L’Europe a été une terre de conquête pendant des décennies et sera bientôt majoritairement musulmane, en particulier dans les nations rebelles comme la Grande-Bretagne, la France et l’Allemagne.
Leur trahison de Notre Seigneur Jésus-Christ et leurs crimes contre la Loi de Dieu crient vengeance vers le Ciel et ne resteront pas impunis.
Mais l’Italie n’est pas moins coupable, oubliant le patrimoine glorieux dont elle a été la gardienne et qui se fonde sur la Civilisation Catholique, sur la Royauté du Christ, sur un ordre cosmique qui place au centre le Dieu qui s’est fait homme, et non l’homme qui s’est fait dieu. Comme cela a toujours été le cas tout au long de l’histoire, ce seront les ennemis de Dieu qui puniront Ses enfants rebelles.
Revenir à Lépante ? Reconstituer une Ligue Sainte contre les ennemis de la Chrétienté ? La Providence saura nous montrer le chemin au bon moment.
Mais quelle que soit la situation dans laquelle nous nous trouvons, quelle que soit l’adversité, quelle que soit la menace qui pèse sur notre Foi et notre identité, nous ne devons pas oublier une seule chose, les raisons de la Victoire : ne pas se soustraire à notre devoir de témoigner de la Foi que nous professons, du Baptême dans lequel nous avons été incorporés dans le au Christ, de la Tradition à laquelle nous appartenons.
Ne trouver aucune excuse pour rester les bras croisés et regarder les ennemis du Christ démolir la Sainte Église, surtout lorsque ces traîtres sont au sommet de la Hiérarchie.
Ne pas se servir de l’obéissance comme d’une couverture sous laquelle cacher la paresse et la médiocrité que la société contemporaine nous indique comme des modèles de conformité rassurante à la pensée unique. Faisons notre part, avec le courage et la force des soldats du Christ, et Notre-Seigneur fera la Sienne, avec la toute-puissance de Dieu.

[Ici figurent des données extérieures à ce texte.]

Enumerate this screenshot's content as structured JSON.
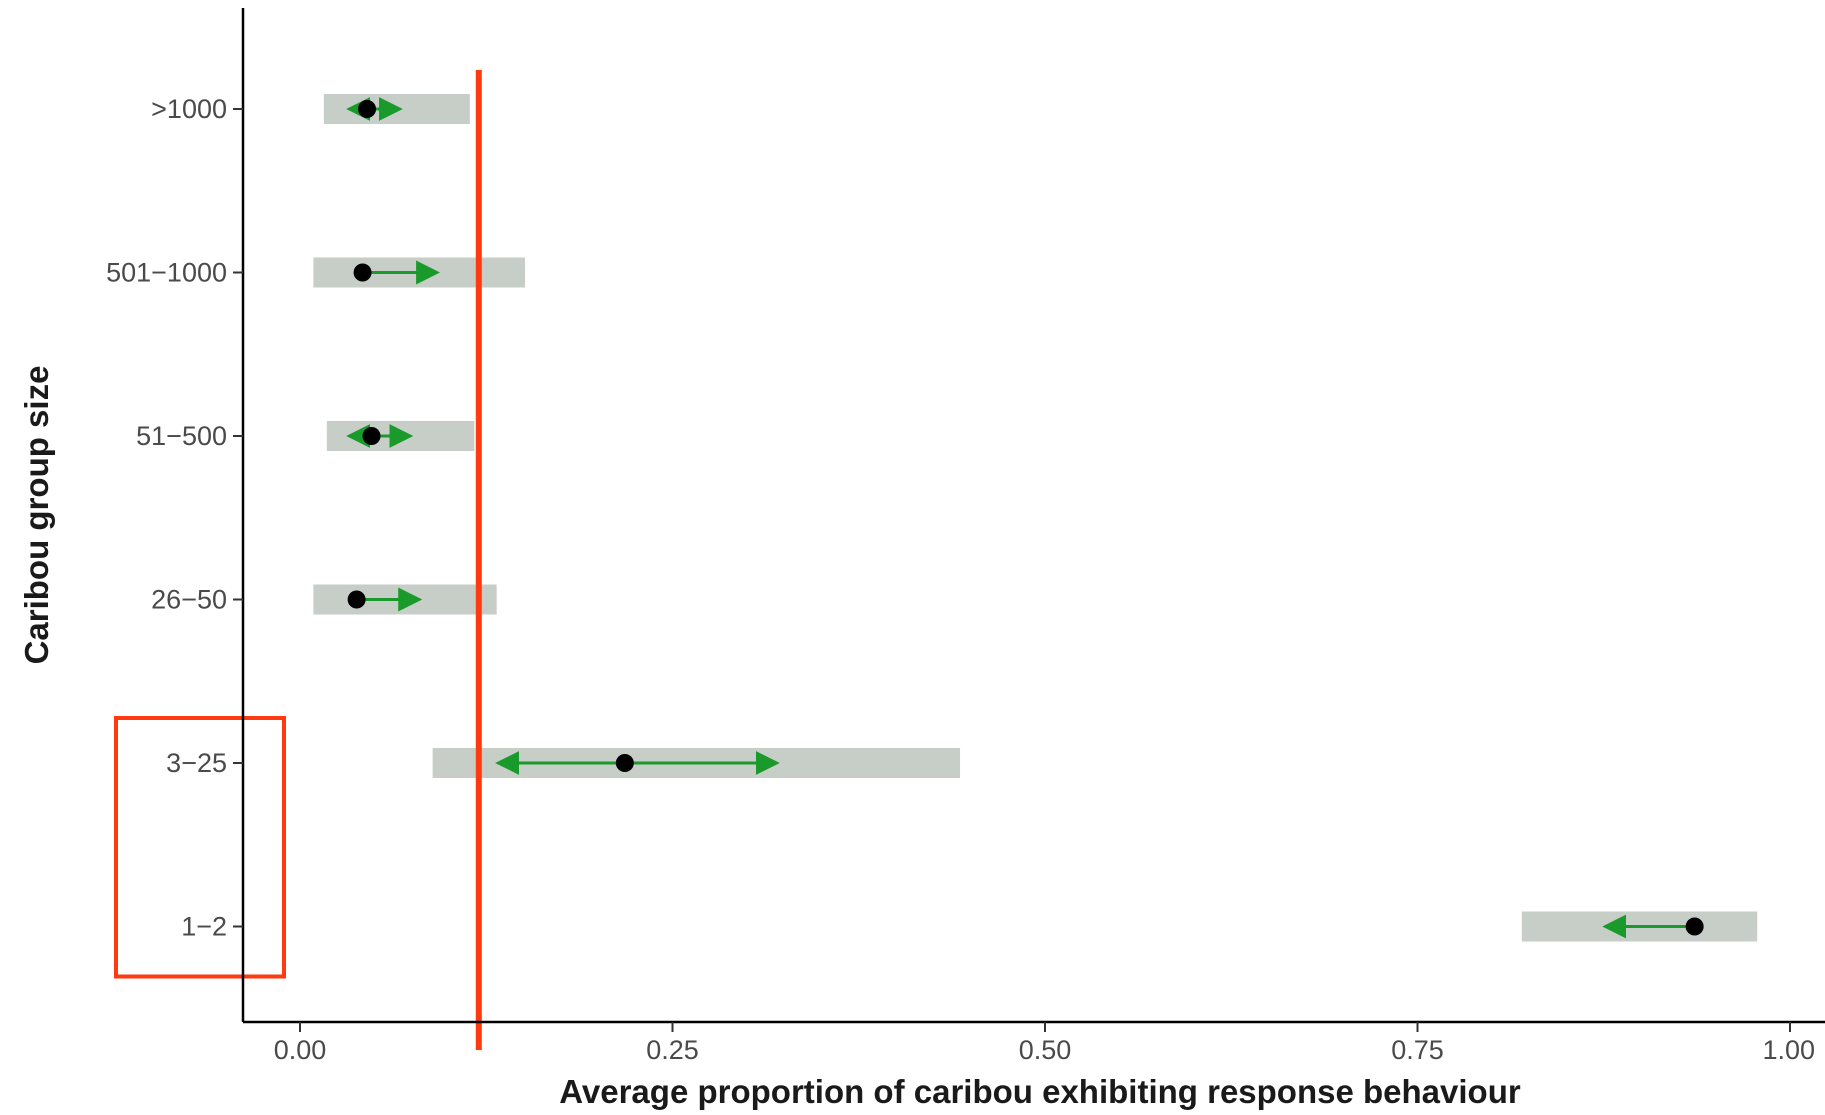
{
  "chart_data": {
    "type": "dot-interval",
    "xlabel": "Average proportion of caribou exhibiting response behaviour",
    "ylabel": "Caribou group size",
    "xlim": [
      -0.04,
      1.02
    ],
    "x_ticks": [
      {
        "value": 0.0,
        "label": "0.00"
      },
      {
        "value": 0.25,
        "label": "0.25"
      },
      {
        "value": 0.5,
        "label": "0.50"
      },
      {
        "value": 0.75,
        "label": "0.75"
      },
      {
        "value": 1.0,
        "label": "1.00"
      }
    ],
    "grid": false,
    "categories": [
      ">1000",
      "501−1000",
      "51−500",
      "26−50",
      "3−25",
      "1−2"
    ],
    "points": [
      {
        "group": ">1000",
        "mean": 0.045,
        "arrow_low": 0.035,
        "arrow_high": 0.065,
        "band_low": 0.016,
        "band_high": 0.114
      },
      {
        "group": "501−1000",
        "mean": 0.042,
        "arrow_low": 0.042,
        "arrow_high": 0.09,
        "band_low": 0.009,
        "band_high": 0.151
      },
      {
        "group": "51−500",
        "mean": 0.048,
        "arrow_low": 0.035,
        "arrow_high": 0.072,
        "band_low": 0.018,
        "band_high": 0.117
      },
      {
        "group": "26−50",
        "mean": 0.038,
        "arrow_low": 0.038,
        "arrow_high": 0.078,
        "band_low": 0.009,
        "band_high": 0.132
      },
      {
        "group": "3−25",
        "mean": 0.218,
        "arrow_low": 0.135,
        "arrow_high": 0.318,
        "band_low": 0.089,
        "band_high": 0.443
      },
      {
        "group": "1−2",
        "mean": 0.936,
        "arrow_low": 0.878,
        "arrow_high": 0.936,
        "band_low": 0.82,
        "band_high": 0.978
      }
    ],
    "reference_line": {
      "x": 0.12
    },
    "highlight_box": {
      "groups": [
        "3−25",
        "1−2"
      ]
    },
    "colors": {
      "band": "#c7cec8",
      "arrow": "#1a9a2a",
      "point": "#000000",
      "reference_line": "#ff3a10",
      "highlight_box": "#ff3a10",
      "axis": "#000000"
    }
  }
}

+ Carlo Maria Viganò, Archevêque
7 octobre MMXXV, Marie Très Sainte Reine des Victoires, Notre-Dame des Grâces
© Traduction de F. de Villasmundo pour MPI relue et corrigée par Mgr Viganò
Notes de bas de page
[1] Sa peau a ensuite été récupérée par les Vénitiens et emmenée à Venise, où elle est conservée dans la basilique des saints Jean et Paul comme une relique. Bragadin est devenu un symbole du sacrifice vénitien contre l’expansion ottomane.

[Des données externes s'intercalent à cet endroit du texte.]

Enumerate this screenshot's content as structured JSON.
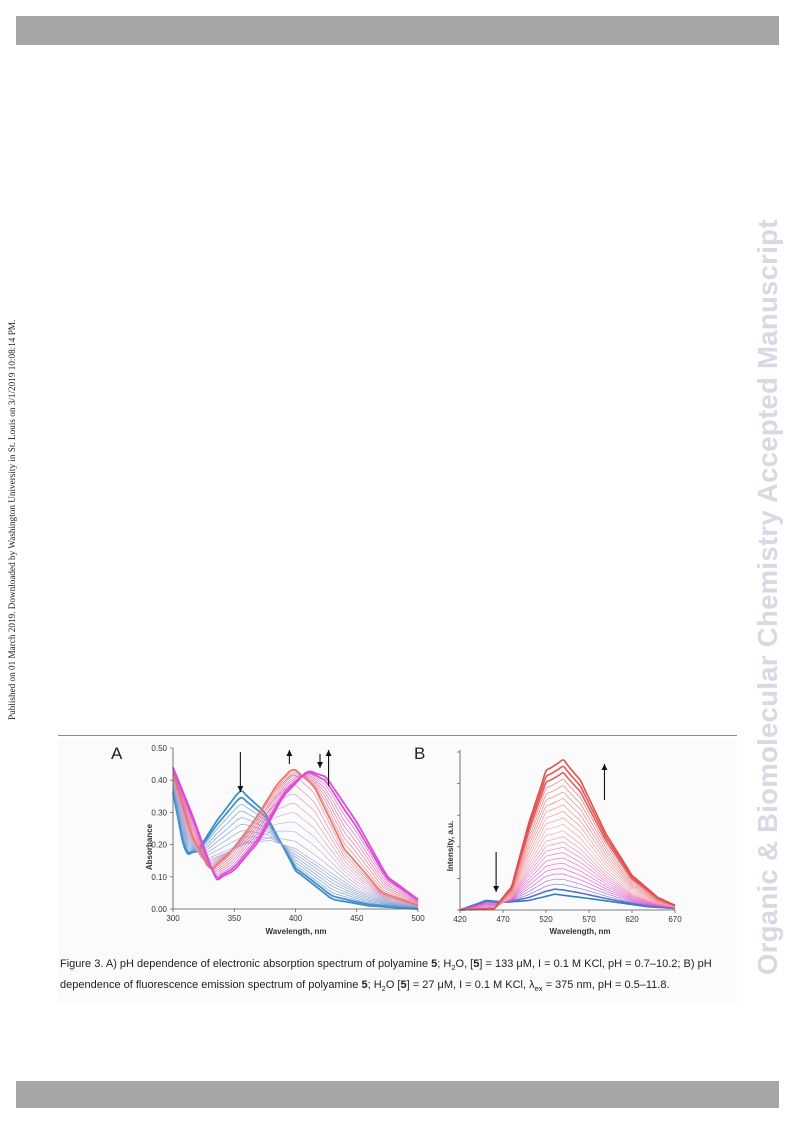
{
  "header": {
    "bar_color": "#a6a6a6"
  },
  "footer": {
    "bar_color": "#a6a6a6"
  },
  "side_note": "Published on 01 March 2019. Downloaded by Washington University in St. Louis on 3/1/2019 10:08:14 PM.",
  "watermark": "Organic & Biomolecular Chemistry Accepted Manuscript",
  "figure": {
    "panel_a_label": "A",
    "panel_b_label": "B",
    "caption": {
      "prefix": "Figure 3. A) pH dependence of electronic absorption spectrum of polyamine ",
      "compound": "5",
      "part1": "; H",
      "sub2": "2",
      "part2": "O, [",
      "compound2": "5",
      "part3": "] = 133 μM, I = 0.1 M KCl, pH = 0.7–10.2; B) pH dependence of fluorescence emission spectrum of polyamine ",
      "compound3": "5",
      "part4": "; H",
      "sub2b": "2",
      "part5": "O [",
      "compound4": "5",
      "part6": "] = 27 μM, I = 0.1 M KCl, λ",
      "sub_ex": "ex",
      "part7": " = 375 nm, pH = 0.5–11.8."
    }
  },
  "chart_data": [
    {
      "type": "line",
      "panel": "A",
      "title": "",
      "xlabel": "Wavelength, nm",
      "ylabel": "Absorbance",
      "xlim": [
        300,
        500
      ],
      "ylim": [
        0.0,
        0.5
      ],
      "x_ticks": [
        "300",
        "350",
        "400",
        "450",
        "500"
      ],
      "y_ticks": [
        "0.00",
        "0.10",
        "0.20",
        "0.30",
        "0.40",
        "0.50"
      ],
      "color_low_ph": "#3a8fc9",
      "color_mid_ph": "#e8766f",
      "color_high_ph": "#d94be0",
      "series": [
        {
          "values": [
            [
              300,
              0.36
            ],
            [
              310,
              0.17
            ],
            [
              320,
              0.18
            ],
            [
              335,
              0.27
            ],
            [
              355,
              0.37
            ],
            [
              375,
              0.3
            ],
            [
              400,
              0.12
            ],
            [
              430,
              0.03
            ],
            [
              460,
              0.01
            ],
            [
              500,
              0.0
            ]
          ]
        },
        {
          "values": [
            [
              300,
              0.4
            ],
            [
              312,
              0.22
            ],
            [
              325,
              0.15
            ],
            [
              340,
              0.17
            ],
            [
              360,
              0.2
            ],
            [
              380,
              0.21
            ],
            [
              400,
              0.19
            ],
            [
              420,
              0.14
            ],
            [
              450,
              0.06
            ],
            [
              480,
              0.02
            ],
            [
              500,
              0.01
            ]
          ]
        },
        {
          "values": [
            [
              300,
              0.42
            ],
            [
              315,
              0.23
            ],
            [
              330,
              0.12
            ],
            [
              345,
              0.17
            ],
            [
              365,
              0.27
            ],
            [
              385,
              0.39
            ],
            [
              398,
              0.44
            ],
            [
              415,
              0.38
            ],
            [
              440,
              0.18
            ],
            [
              470,
              0.05
            ],
            [
              500,
              0.01
            ]
          ]
        },
        {
          "values": [
            [
              300,
              0.44
            ],
            [
              315,
              0.3
            ],
            [
              335,
              0.09
            ],
            [
              350,
              0.12
            ],
            [
              370,
              0.21
            ],
            [
              390,
              0.35
            ],
            [
              410,
              0.43
            ],
            [
              425,
              0.41
            ],
            [
              450,
              0.27
            ],
            [
              475,
              0.1
            ],
            [
              500,
              0.03
            ]
          ]
        }
      ],
      "annotations": [
        "arrow-down-355",
        "arrow-up-395",
        "arrow-down-420",
        "arrow-up-427"
      ]
    },
    {
      "type": "line",
      "panel": "B",
      "title": "",
      "xlabel": "Wavelength, nm",
      "ylabel": "Intensity, a.u.",
      "xlim": [
        420,
        670
      ],
      "x_ticks": [
        "420",
        "470",
        "520",
        "570",
        "620",
        "670"
      ],
      "series": [
        {
          "values": [
            [
              420,
              0.0
            ],
            [
              450,
              0.06
            ],
            [
              475,
              0.05
            ],
            [
              500,
              0.06
            ],
            [
              530,
              0.1
            ],
            [
              560,
              0.08
            ],
            [
              600,
              0.05
            ],
            [
              640,
              0.02
            ],
            [
              670,
              0.01
            ]
          ]
        },
        {
          "values": [
            [
              420,
              0.0
            ],
            [
              460,
              0.01
            ],
            [
              480,
              0.08
            ],
            [
              500,
              0.28
            ],
            [
              520,
              0.45
            ],
            [
              540,
              0.48
            ],
            [
              560,
              0.4
            ],
            [
              590,
              0.23
            ],
            [
              620,
              0.1
            ],
            [
              650,
              0.04
            ],
            [
              670,
              0.02
            ]
          ]
        },
        {
          "values": [
            [
              420,
              0.0
            ],
            [
              460,
              0.01
            ],
            [
              480,
              0.15
            ],
            [
              500,
              0.55
            ],
            [
              520,
              0.88
            ],
            [
              540,
              0.95
            ],
            [
              560,
              0.82
            ],
            [
              590,
              0.48
            ],
            [
              620,
              0.22
            ],
            [
              650,
              0.08
            ],
            [
              670,
              0.03
            ]
          ]
        }
      ],
      "annotations": [
        "arrow-down-462",
        "arrow-up-588"
      ]
    }
  ]
}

[2] Paul VI, Discours au nouvel Ambassadeur de Turquie près le Saint-Siège, 19 janvier 1967. https://www.vatican.va/content/paul-vi/it/speeches/1967/january/documents/hf_p-vi_spe_19670119_ambasciatore-turchia.html : « Ayant voulu manifester nous-mêmes nos sentiments d’une manière ou d’une autre, par un geste qui puisse plaire aux autorités de la Turquie contemporaine, ce fut une joie pour Nous de rendre un ancien étendard, pris lors de la bataille de Lépante, et qui, depuis lors, a été conservé dans les collections du Vatican. »

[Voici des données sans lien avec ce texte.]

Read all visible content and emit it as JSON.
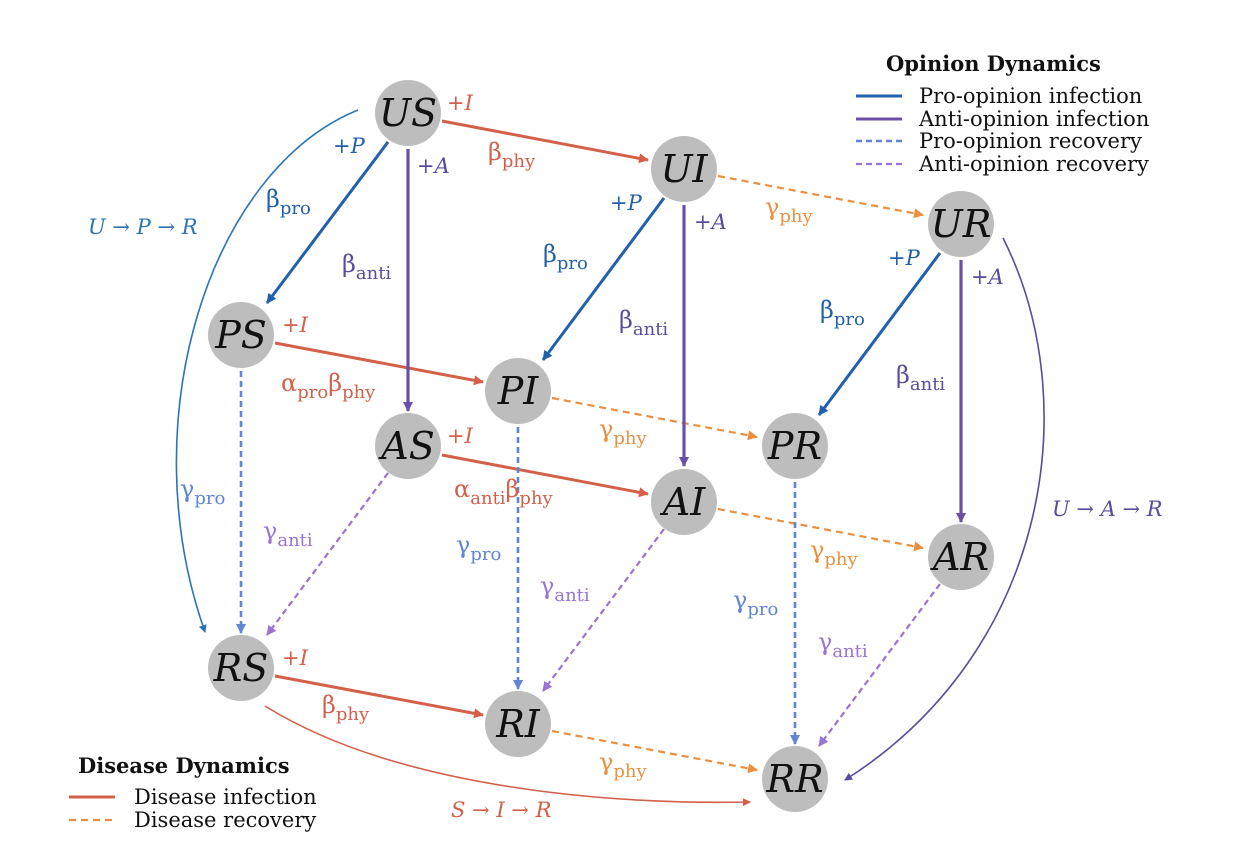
{
  "colors": {
    "disease_infection": "#d4604a",
    "disease_recovery": "#eb8f3e",
    "pro_infection": "#2160ad",
    "anti_infection": "#6a4fa6",
    "pro_recovery": "#5f85d3",
    "anti_recovery": "#9a74d4",
    "loop_pro": "#2a74b5",
    "loop_anti": "#5b4b9a",
    "loop_disease": "#d4604a",
    "node_fill": "#bdbdbd"
  },
  "nodes": {
    "US": "US",
    "UI": "UI",
    "UR": "UR",
    "PS": "PS",
    "PI": "PI",
    "PR": "PR",
    "AS": "AS",
    "AI": "AI",
    "AR": "AR",
    "RS": "RS",
    "RI": "RI",
    "RR": "RR"
  },
  "legend_opinion": {
    "title": "Opinion Dynamics",
    "items": [
      {
        "label": "Pro-opinion infection",
        "style": "solid",
        "color": "#2160ad"
      },
      {
        "label": "Anti-opinion infection",
        "style": "solid",
        "color": "#6a4fa6"
      },
      {
        "label": "Pro-opinion recovery",
        "style": "dashed",
        "color": "#5f85d3"
      },
      {
        "label": "Anti-opinion recovery",
        "style": "dashed",
        "color": "#9a74d4"
      }
    ]
  },
  "legend_disease": {
    "title": "Disease Dynamics",
    "items": [
      {
        "label": "Disease infection",
        "style": "solid",
        "color": "#d4604a"
      },
      {
        "label": "Disease recovery",
        "style": "dashed",
        "color": "#eb8f3e"
      }
    ]
  },
  "labels": {
    "plus_i": "+I",
    "plus_p": "+P",
    "plus_a": "+A",
    "beta": "β",
    "gamma": "γ",
    "alpha": "α",
    "phy": "phy",
    "pro": "pro",
    "anti": "anti"
  },
  "loops": {
    "upr": "U → P → R",
    "uar": "U → A → R",
    "sir": "S → I → R"
  }
}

[3] D’abord conservé dans une malle, il a été étiré et encadré au XVIIIe siècle, afin de pouvoir être exposé au public. En 1943, une bombe allemande l’endommagea, mais pas irrémédiablement. Restauré après la guerre, l’étendard de Lépante est aujourd’hui conservé – et visible au public – au musée diocésain de la ville du Latium.